[lbo-talk] housing bubble bursts!

Doug Henwood dhenwood at panix.com
Tue Dec 14 12:52:57 PST 2004


[in Australia, that is]

Sydney Morning Herald - December 15, 2004

Investors flee crumbling home market By Jonathan Chancellor, Property Editor

Investors have fled the Sydney property market while sales have fallen to their lowest level in more than 15 years.

The number of auctions listed for the spring season, just completed, fell by almost 50 per cent and the spring sales were at their lowest since 1988, barring the Olympics year.

Prices fell by up to 15 per cent this year, market commentators said, although prestige homes in most suburbs remained the strongest performers.

The figures suggested Sydney was returning to a traditional market, driven by home buyers, not investors, said the NSW president of the Real Estate Institute, Rowan Kelly.

Housing Industry Association figures show there have been 3000 fewer investors in NSW every month since June, when the State Government introduced its tax on the sale of investment properties.

Investment property spending dipped to $2.1 billion a month, compared with the $3 billion a month spent last year.
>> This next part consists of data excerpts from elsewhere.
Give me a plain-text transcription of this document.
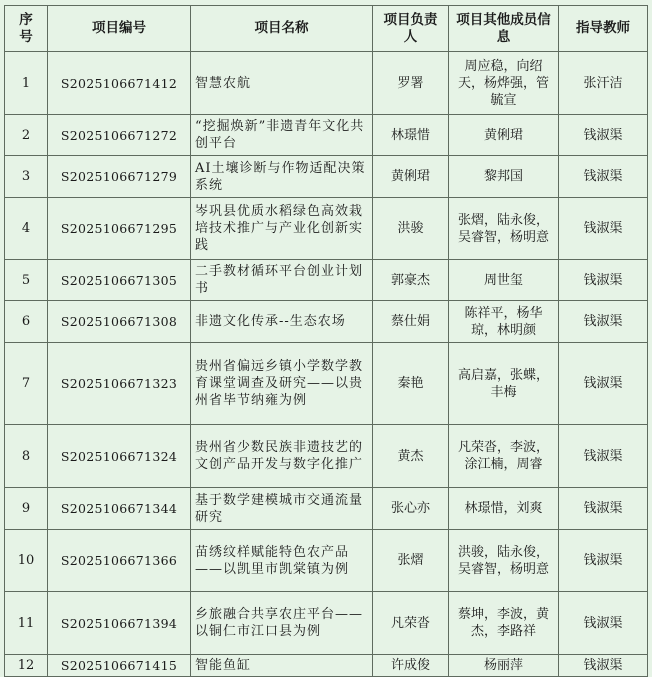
序号	项目编号	项目名称	项目负责人	项目其他成员信息	指导教师
1	S2025106671412	智慧农航	罗署	周应稳，向绍天，杨烨强，管毓宣	张汗洁
2	S2025106671272	“挖掘焕新”非遗青年文化共创平台	林璟惜	黄俐珺	钱淑渠
3	S2025106671279	AI土壤诊断与作物适配决策系统	黄俐珺	黎邦国	钱淑渠
4	S2025106671295	岑巩县优质水稻绿色高效栽培技术推广与产业化创新实践	洪骏	张熠，陆永俊，吴睿智，杨明意	钱淑渠
5	S2025106671305	二手教材循环平台创业计划书	郭豪杰	周世玺	钱淑渠
6	S2025106671308	非遗文化传承--生态农场	蔡仕娟	陈祥平，杨华琼，林明颜	钱淑渠
7	S2025106671323	贵州省偏远乡镇小学数学教育课堂调查及研究——以贵州省毕节纳雍为例	秦艳	高启嘉，张蝶，丰梅	钱淑渠
8	S2025106671324	贵州省少数民族非遗技艺的文创产品开发与数字化推广	黄杰	凡荣沓，李波，涂江楠，周睿	钱淑渠
9	S2025106671344	基于数学建模城市交通流量研究	张心亦	林璟惜，刘爽	钱淑渠
10	S2025106671366	苗绣纹样赋能特色农产品——以凯里市凯棠镇为例	张熠	洪骏，陆永俊，吴睿智，杨明意	钱淑渠
11	S2025106671394	乡旅融合共享农庄平台——以铜仁市江口县为例	凡荣沓	蔡坤，李波，黄杰，李路祥	钱淑渠
12	S2025106671415	智能鱼缸	许成俊	杨丽萍	钱淑渠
According to the Home Price Guide, sellers were typically accepting an 8 per cent discount on asking prices to achieve a sale.

The market has been weakened by small investors redirecting their funds to shares, as well as property investors looking outside NSW for opportunities.

An economist for the Housing Industry Association, Harley Dale, said: "There is certainly no shortage of anecdotal evidence that the investment exit tax had an immediate and significant negative impact."

Those looking for quick profits have been hurt more than most.

A house in Hayes Street, Neutral Bay, sold for $2.2 million in September, despite the seller paying $2.6 million for it late last year and making renovations.

A two-bedroom flat in Bellevue Hill that sold for $640,000 last year was resold for $445,000 in April, and a house in Vaucluse worth $5.5 million last year lost $400,000 when it was sold last month.

The average time a property is on the market before selling is now 83 days, compared with 57 days this time last year.

Catriona MacDiarmid, an agent for the statewide property sales network EcoProperty, said some of her colleagues were reporting "the quietest market generally for seven years".

The price discount was about 4.5 per cent last year, when owner-occupiers were competing with investors. Most agents suggest the market has lost recent gains, with prices falling back to 2002 levels. "We have experienced a change in sentiment that has resulted in the market cooling by some 15 per cent," said Anthony Puntigan, of Bradfield & Prichard Double Bay.

The number of auctions fell from 19,000 last year to 12,000 this year, with many vendors preferring to sell by private treaty. Agents had 3280 auction listings this spring, down 47 per cent on the 6240 of spring last year, the Home Price Guide shows. About 70,000 properties are expected to be sold by private treaty this year, compared with the 90,000 last year.

"Property volumes were down, yet demand failed to match supply," said Robert Simeon, of Richardson & Wrench Mosman.

The head of property research at Macquarie Bank, Rod Cornish, believes the fall in volumes is a positive sign, because owners are not being forced to sell as in previous downturns.

An economist with AMP Capital Investors, Shane Oliver, said money was still coming in from investors, "but there is a hell of a lot less than when investors constituted 47 per cent of loans approval. Now it's back to 40 per cent, and still sliding away."

Agents predict more of the same next year, with the low level of supply playing a big role in putting a floor under falling prices.